DETROIT — When Silicon Valley made its foray into autonomous and electric vehicles, there was a palpable fear in certain corners of Michigan that the state's primary economic engine would be usurped and carried away.
That hasn't materialized. If anything, companies in both locations have better recognized the value of each other's contributions to the overall industry.
Case in point: Last week, Waymo solidified its plans to establish an advanced manufacturing facility in the heart of Detroit, signing a multiyear lease on an idled American Axle & Manufacturing Inc. factory.
Starting as early as this summer, the Google subsidiary will use the refurbished facility to fit its self-driving systems onto base vehicles provided by Fiat Chrysler Automobiles.
Waymo has partnered with Magna International Inc. to handle that work.
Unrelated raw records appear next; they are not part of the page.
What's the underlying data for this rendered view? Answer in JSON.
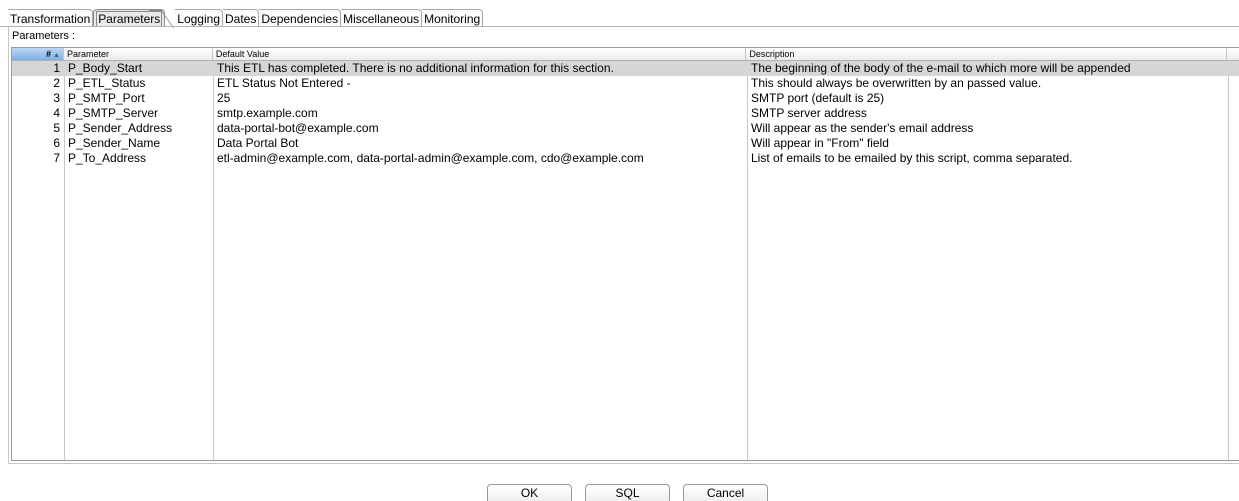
{
  "tabs": [
    {
      "label": "Transformation",
      "active": false
    },
    {
      "label": "Parameters",
      "active": true
    },
    {
      "label": "Logging",
      "active": false
    },
    {
      "label": "Dates",
      "active": false
    },
    {
      "label": "Dependencies",
      "active": false
    },
    {
      "label": "Miscellaneous",
      "active": false
    },
    {
      "label": "Monitoring",
      "active": false
    }
  ],
  "panel": {
    "label": "Parameters :"
  },
  "table": {
    "columns": {
      "num": "#",
      "sort_indicator": "▲",
      "param": "Parameter",
      "default": "Default Value",
      "desc": "Description"
    },
    "rows": [
      {
        "num": "1",
        "param": "P_Body_Start",
        "default": "This ETL has completed.  There is no additional information for this section.",
        "desc": "The beginning of the body of the e-mail to which more will be appended",
        "selected": true
      },
      {
        "num": "2",
        "param": "P_ETL_Status",
        "default": "ETL Status Not Entered -",
        "desc": "This should always be overwritten by an passed value.",
        "selected": false
      },
      {
        "num": "3",
        "param": "P_SMTP_Port",
        "default": "25",
        "desc": "SMTP port (default is 25)",
        "selected": false
      },
      {
        "num": "4",
        "param": "P_SMTP_Server",
        "default": "smtp.example.com",
        "desc": "SMTP server address",
        "selected": false
      },
      {
        "num": "5",
        "param": "P_Sender_Address",
        "default": "data-portal-bot@example.com",
        "desc": "Will appear as the sender's email address",
        "selected": false
      },
      {
        "num": "6",
        "param": "P_Sender_Name",
        "default": "Data Portal Bot",
        "desc": "Will appear in \"From\" field",
        "selected": false
      },
      {
        "num": "7",
        "param": "P_To_Address",
        "default": "etl-admin@example.com, data-portal-admin@example.com, cdo@example.com",
        "desc": "List of emails to be emailed by this script, comma separated.",
        "selected": false
      }
    ]
  },
  "buttons": {
    "ok": "OK",
    "sql": "SQL",
    "cancel": "Cancel"
  }
}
At the outset, Magna is expected to hire about 100 employees. Eventually, they will also install the self-driving systems on Jaguar I-Pace EVs. Waymo says the factory could employ as many as 400 workers by 2024.
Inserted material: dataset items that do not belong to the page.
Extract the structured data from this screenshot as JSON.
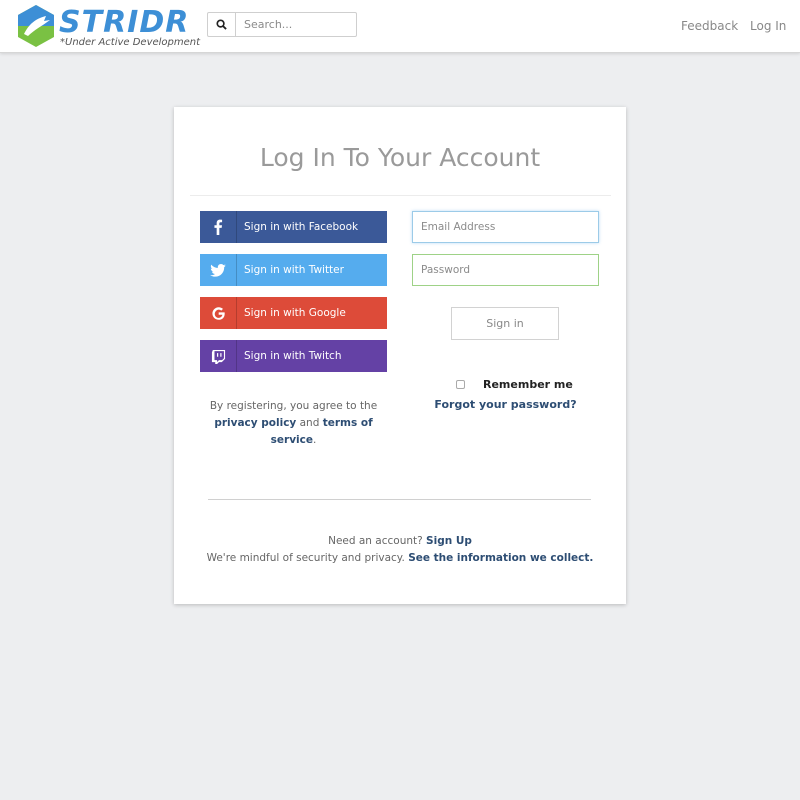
{
  "navbar": {
    "logo_text": "STRIDR",
    "logo_subtitle": "*Under Active Development",
    "search_placeholder": "Search...",
    "links": {
      "feedback": "Feedback",
      "login": "Log In"
    }
  },
  "login": {
    "title": "Log In To Your Account",
    "social": {
      "facebook": "Sign in with Facebook",
      "twitter": "Sign in with Twitter",
      "google": "Sign in with Google",
      "twitch": "Sign in with Twitch"
    },
    "terms": {
      "prefix": "By registering, you agree to the",
      "privacy": "privacy policy",
      "and": "and",
      "tos": "terms of service",
      "end": "."
    },
    "email_placeholder": "Email Address",
    "password_placeholder": "Password",
    "signin_label": "Sign in",
    "remember_label": "Remember me",
    "forgot_label": "Forgot your password?"
  },
  "footer": {
    "need_account": "Need an account?",
    "signup": "Sign Up",
    "privacy_text": "We're mindful of security and privacy.",
    "info_link": "See the information we collect."
  },
  "colors": {
    "facebook": "#3b5998",
    "twitter": "#55acee",
    "google": "#dd4b39",
    "twitch": "#6441a5",
    "logo_blue": "#3d8fd6",
    "logo_green": "#7ac143",
    "link": "#2d4d73"
  },
  "icons": {
    "search": "search-icon",
    "facebook": "facebook-icon",
    "twitter": "twitter-icon",
    "google": "google-icon",
    "twitch": "twitch-icon"
  }
}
It remains unclear whether those workers will be represented by the UAW. Magna referred questions on the work force to Waymo; a company spokesperson said last week that Waymo is in the early stages of determining the makeup of its team and would share more information later.
‘Master of mobility'
Regardless, the company's intention to invest as much as $13.6 million in capital improvements and reopen a factory that closed seven years ago was welcomed and trumpeted by a chorus of elected officials and civic leaders.
How those traditional work force strengths are harnessed and adapted for the likes of Waymo and others who follow remains an open question. In January, the Detroit Mobility Lab created the Michigan Mobility Institute, a brick-and-mortar education institution that aims to offer academic, professional, executive and skilled-trades programs to develop local talent in the fledgling advanced-vehicle and mobility fields.
Developed along with to-be-named university partners, the institute aims to start offering a "master of mobility" degree in 2021. Part of its purpose it to ensure Detroit's global relevance and leadership in the advanced-transportation realm.
Even so, the institute views the city's relationship with Silicon Valley as one that's more symbiotic than contentious.
Waymo's expansion in southeast Michigan — it has maintained a testing facility in Novi, west of Detroit, since 2017 — is an example of that.
"This sparks this Detroit-versus-Silicon Valley debate again, and I think that's a red herring and false narrative," said Jessica Robinson, executive director of the institute. "As a region, we need to think about what we want to be, focus our sights on that and execute well, rather than worry about what's happening in other places."
Self-driving vehicles emerging from the refurbished American Axle factory will be used in Waymo One, the commercial ride-hailing service launched in December in the Phoenix area. At least for now, those vehicles will have human safety drivers behind the wheel, and service is limited to preapproved riders.